ザ・グレート・展開予測ショー

緋色の空の下・・・・・・その4・・・・・・・ホンキー・トンキー・クレイジー


投稿者名:カディス
投稿日時:(01/12/28)

左手で頬を押さえ放心した様に立ち尽くす私を、上げた右手をそのままに硬直した様にあの人が見つめている。

「関係ないなんて悲しいこと言うなよ!どうでもいいなんて馬鹿なこと言うなよ!!」
別段、激昂しているわけでも凄むでもなく、しかしずっしりとと響く声が私の心に届く。

「だって・・・・ヒック・・・・・横島さんには・・・・・・あのこ・・・・・・ヒック・・・・・・・私なんか・・・・・ヒッ・・・・いなくても・・・・・」

もうほとんど言葉にならない。子供の様に泣きながらその場に座り込んでしまった。




・・・・・・・・・・・・・・・・・・・・・・
・・・・・・・・・・・・・・・・・・・・・・・・・
どれくらいそうしていたのだろう?
2人ともまるで時が止まったかのようにじっと固まったまま、部屋には時計の針が刻む音と私の嗚咽だけが漂っていた。

彼がゆっくりと私の前に座り口を開いた。
「わかったよ・・・・・・・でも、最後でもいいから、俺の言うことを聞いてくれよ・・・・・・・・・・・」

彼の手が私の手をつかみゆっくりとかをから話した。
「俺は・・・・もう・・・・何も言えないまま・・・・何も渡せないまま・・・・・・・いなくなるなんて・・・・・・・・・・いやなんだ・・・・・・・だから・・・・・」

ゆっくりと、一言一言紡ぎ出されていく言葉に私は顔を上げた

「オキヌちゃんは・・・・・俺にとって・・・とても大切な人だから・・・・・ずっと一緒にいたいから・・・・・関係ないなんて事・・・・・・・どうでもいいなんて事絶対にないから・・・・・・・・」

彼はポケットから何か鎖のような物を大切そうに取り出し私の首にかけた。

それは、チェーンにビーズを通して作った手作りのネックルスだった。
私も以前何度か一文字さんや弓さんと作った事がある。

ちょうど胸に来る位置には、緋色のリングがぶら下げっていて中には蛍のマスコットが付いている。
このマスコットには見覚えがあった

そう・・・・・あの文房具屋さんで売っているのを見た事がある・・・・・・

わたしが、顔を上げると彼は一度うなずいて立ちあがり後ろを向いていた。

「クリスマスイブだってのに例によって金欠でさ、除霊委員の集まりの時に話してたら、愛子がこれの造り方教えてくれるって言うから俺の部屋に4人集まって徹夜で作ったんだよ」
やや自嘲しているような声で独り言の様に話す。


『クリスマス?今日って12月24日だっけ?』

呆れた事に私はそんな事全然気付いていなかった。ここ最近想いを伝える事で頭がいっぱいだったから。

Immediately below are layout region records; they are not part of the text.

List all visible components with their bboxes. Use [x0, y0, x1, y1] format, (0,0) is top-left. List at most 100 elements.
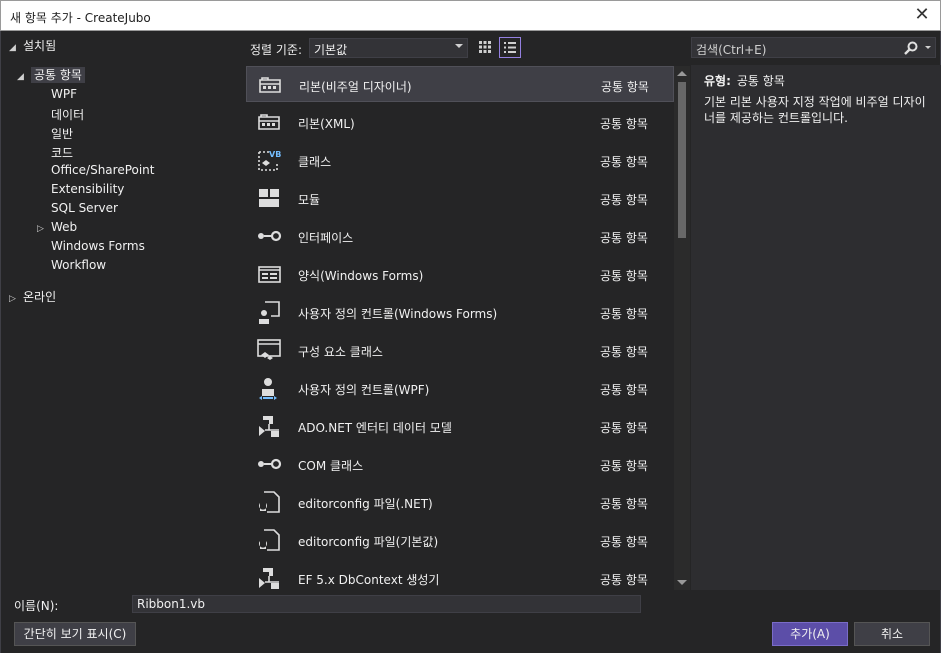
scroll-thumb[interactable] — [678, 82, 686, 238]
form-icon — [258, 266, 281, 283]
search-box[interactable]: 검색(Ctrl+E) — [691, 37, 936, 58]
tree-node-wpf[interactable]: WPF — [51, 87, 77, 101]
vb-class-icon: VB — [258, 150, 281, 171]
sort-value: 기본값 — [314, 43, 348, 57]
tree-node-windows-forms[interactable]: Windows Forms — [51, 239, 145, 253]
name-input[interactable]: Ribbon1.vb — [132, 595, 641, 613]
list-item[interactable]: 리본(XML) 공통 항목 — [246, 104, 674, 140]
tree-node-workflow[interactable]: Workflow — [51, 258, 106, 272]
tree-node-online[interactable]: ▷ 온라인 — [9, 288, 56, 305]
list-item[interactable]: COM 클래스 공통 항목 — [246, 446, 674, 482]
type-line: 유형: 공통 항목 — [704, 72, 785, 89]
list-item[interactable]: editorconfig 파일(기본값) 공통 항목 — [246, 522, 674, 558]
list-view-icon — [504, 42, 516, 53]
list-item[interactable]: 사용자 정의 컨트롤(Windows Forms) 공통 항목 — [246, 294, 674, 330]
ribbon-icon — [258, 114, 280, 130]
svg-text:VB: VB — [269, 150, 281, 159]
list-item[interactable]: 모듈 공통 항목 — [246, 180, 674, 216]
list-view-button[interactable] — [499, 37, 521, 58]
type-value: 공통 항목 — [736, 74, 785, 88]
sort-dropdown[interactable]: 기본값 — [309, 38, 468, 58]
tree-node-extensibility[interactable]: Extensibility — [51, 182, 124, 196]
item-category: 공통 항목 — [600, 383, 648, 397]
item-category: 공통 항목 — [600, 155, 648, 169]
list-item[interactable]: ADO.NET 엔터티 데이터 모델 공통 항목 — [246, 408, 674, 444]
config-file-icon — [259, 529, 280, 551]
list-item[interactable]: editorconfig 파일(.NET) 공통 항목 — [246, 484, 674, 520]
chevron-down-icon — [455, 44, 463, 48]
close-icon[interactable]: ✕ — [912, 5, 932, 25]
item-category: 공통 항목 — [601, 80, 649, 94]
item-name: 클래스 — [298, 155, 332, 169]
entity-model-icon — [259, 416, 279, 437]
item-category: 공통 항목 — [600, 497, 648, 511]
item-name: 리본(XML) — [298, 117, 355, 131]
item-category: 공통 항목 — [600, 193, 648, 207]
expanded-arrow-icon[interactable]: ◢ — [9, 43, 19, 53]
tree-node-office[interactable]: Office/SharePoint — [51, 163, 155, 177]
item-category: 공통 항목 — [600, 117, 648, 131]
search-icon[interactable] — [903, 40, 919, 56]
tree-node-sql-server[interactable]: SQL Server — [51, 201, 118, 215]
dialog-body: ◢ 설치됨 ◢ 공통 항목 WPF 데이터 일반 코드 Office/SharePo… — [0, 31, 941, 653]
tree-node-common-items[interactable]: ◢ 공통 항목 — [17, 66, 85, 83]
item-name: ADO.NET 엔터티 데이터 모델 — [298, 421, 452, 435]
item-category: 공통 항목 — [600, 535, 648, 549]
search-placeholder: 검색(Ctrl+E) — [696, 43, 767, 57]
collapsed-arrow-icon[interactable]: ▷ — [9, 294, 19, 304]
cancel-button[interactable]: 취소 — [854, 622, 930, 646]
item-name: editorconfig 파일(기본값) — [298, 535, 439, 549]
list-item[interactable]: VB 클래스 공통 항목 — [246, 142, 674, 178]
item-category: 공통 항목 — [600, 573, 648, 587]
item-name: 리본(비주얼 디자이너) — [299, 80, 412, 94]
list-item[interactable]: 리본(비주얼 디자이너) 공통 항목 — [246, 66, 674, 102]
grid-view-button[interactable] — [475, 37, 497, 58]
ribbon-icon — [259, 77, 281, 93]
expanded-arrow-icon[interactable]: ◢ — [17, 72, 27, 82]
template-list[interactable]: 리본(비주얼 디자이너) 공통 항목 리본(XML) 공통 항목 VB 클래스 … — [246, 66, 690, 590]
item-name: COM 클래스 — [298, 459, 364, 473]
list-item[interactable]: 인터페이스 공통 항목 — [246, 218, 674, 254]
scroll-down-icon[interactable] — [677, 580, 687, 585]
module-icon — [259, 189, 279, 207]
interface-icon — [258, 458, 282, 470]
tree-node-code[interactable]: 코드 — [51, 144, 73, 161]
item-category: 공통 항목 — [600, 345, 648, 359]
category-tree: ◢ 설치됨 ◢ 공통 항목 WPF 데이터 일반 코드 Office/SharePo… — [1, 31, 245, 591]
title-bar: 새 항목 추가 - CreateJubo ✕ — [0, 0, 941, 31]
item-category: 공통 항목 — [600, 459, 648, 473]
list-item[interactable]: EF 5.x DbContext 생성기 공통 항목 — [246, 560, 674, 590]
collapsed-arrow-icon[interactable]: ▷ — [37, 224, 47, 234]
tree-node-web[interactable]: ▷ Web — [37, 220, 77, 234]
tree-node-data[interactable]: 데이터 — [51, 106, 84, 123]
item-name: 인터페이스 — [298, 231, 354, 245]
item-category: 공통 항목 — [600, 269, 648, 283]
tree-node-installed[interactable]: ◢ 설치됨 — [9, 37, 56, 54]
component-class-icon — [257, 339, 281, 360]
add-button[interactable]: 추가(A) — [772, 622, 848, 646]
item-name: editorconfig 파일(.NET) — [298, 497, 433, 511]
list-item[interactable]: 사용자 정의 컨트롤(WPF) 공통 항목 — [246, 370, 674, 406]
type-label: 유형: — [704, 74, 731, 88]
item-name: EF 5.x DbContext 생성기 — [298, 573, 440, 587]
grid-view-icon — [479, 41, 491, 53]
item-name: 모듈 — [298, 193, 321, 207]
user-control-icon — [259, 301, 280, 324]
item-name: 양식(Windows Forms) — [298, 269, 424, 283]
item-name: 구성 요소 클래스 — [298, 345, 383, 359]
tree-node-general[interactable]: 일반 — [51, 125, 73, 142]
item-category: 공통 항목 — [600, 231, 648, 245]
sort-label: 정렬 기준: — [250, 43, 303, 57]
list-item[interactable]: 양식(Windows Forms) 공통 항목 — [246, 256, 674, 292]
list-scrollbar[interactable] — [674, 66, 690, 590]
config-file-icon — [259, 491, 280, 513]
name-label: 이름(N): — [14, 599, 59, 613]
compact-view-button[interactable]: 간단히 보기 표시(C) — [14, 622, 136, 646]
description-pane: 유형: 공통 항목 기본 리본 사용자 지정 작업에 비주얼 디자이너를 제공하는… — [691, 65, 941, 590]
list-item[interactable]: 구성 요소 클래스 공통 항목 — [246, 332, 674, 368]
item-name: 사용자 정의 컨트롤(WPF) — [298, 383, 430, 397]
entity-model-icon — [259, 568, 279, 589]
interface-icon — [258, 230, 282, 242]
chevron-down-icon[interactable] — [925, 46, 931, 49]
scroll-up-icon[interactable] — [677, 71, 687, 76]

『じゃあ・・・昨日見たのは・・・・全部私の勘違いだったの?』

「それ見て・・・・・・時々でいいから俺の事思い出してよ・・・・・」
そう言うって彼がドアをくぐろうとする時、何処からか聞き覚えのある声が聞こえてきた

≪・・・・・・だめよ・・・・・がんばって・・・・・・ママ・・・・・≫

「横島さん!!!」
私は勢い良く立ちあがり彼の背中に抱きついた
「私、何処にも行きません!!ここに居ます。横島さんの近くに。一緒にいさせてください!!!」

必死で叫んだ。今!ここでどうにかしないと無くなってしまう。馬鹿みたいな勘違いで横島さんと一緒に居られなくなってしまう。あの子との約束を守れなくなってしまう。

「ホント?」
横島さんがゆっくりとこちらを向くと私は胸板に顔を押し付けた。

「ホントです・・・・・だから・・・・・」
横島さんの顔を上目使いに見るとちょっと驚いたようなでも嬉しそうな笑顔で私を見ている。

「だから・・・・私のクリスマスプレゼントも受け取ってください」
もちろんそんな物用意などしていない。
でも自然と言葉が続いた。


「目をつぶってください」

言われるままに横島さんが目を瞑る。

私は首に腕を回し背伸びをして自分も目を瞑った・・・・・・・・・・・・・。



静まり返った部屋の窓の外には、いつのまにか空が緋色に染まり、静かに舞うあの子のような粉雪が振っていた。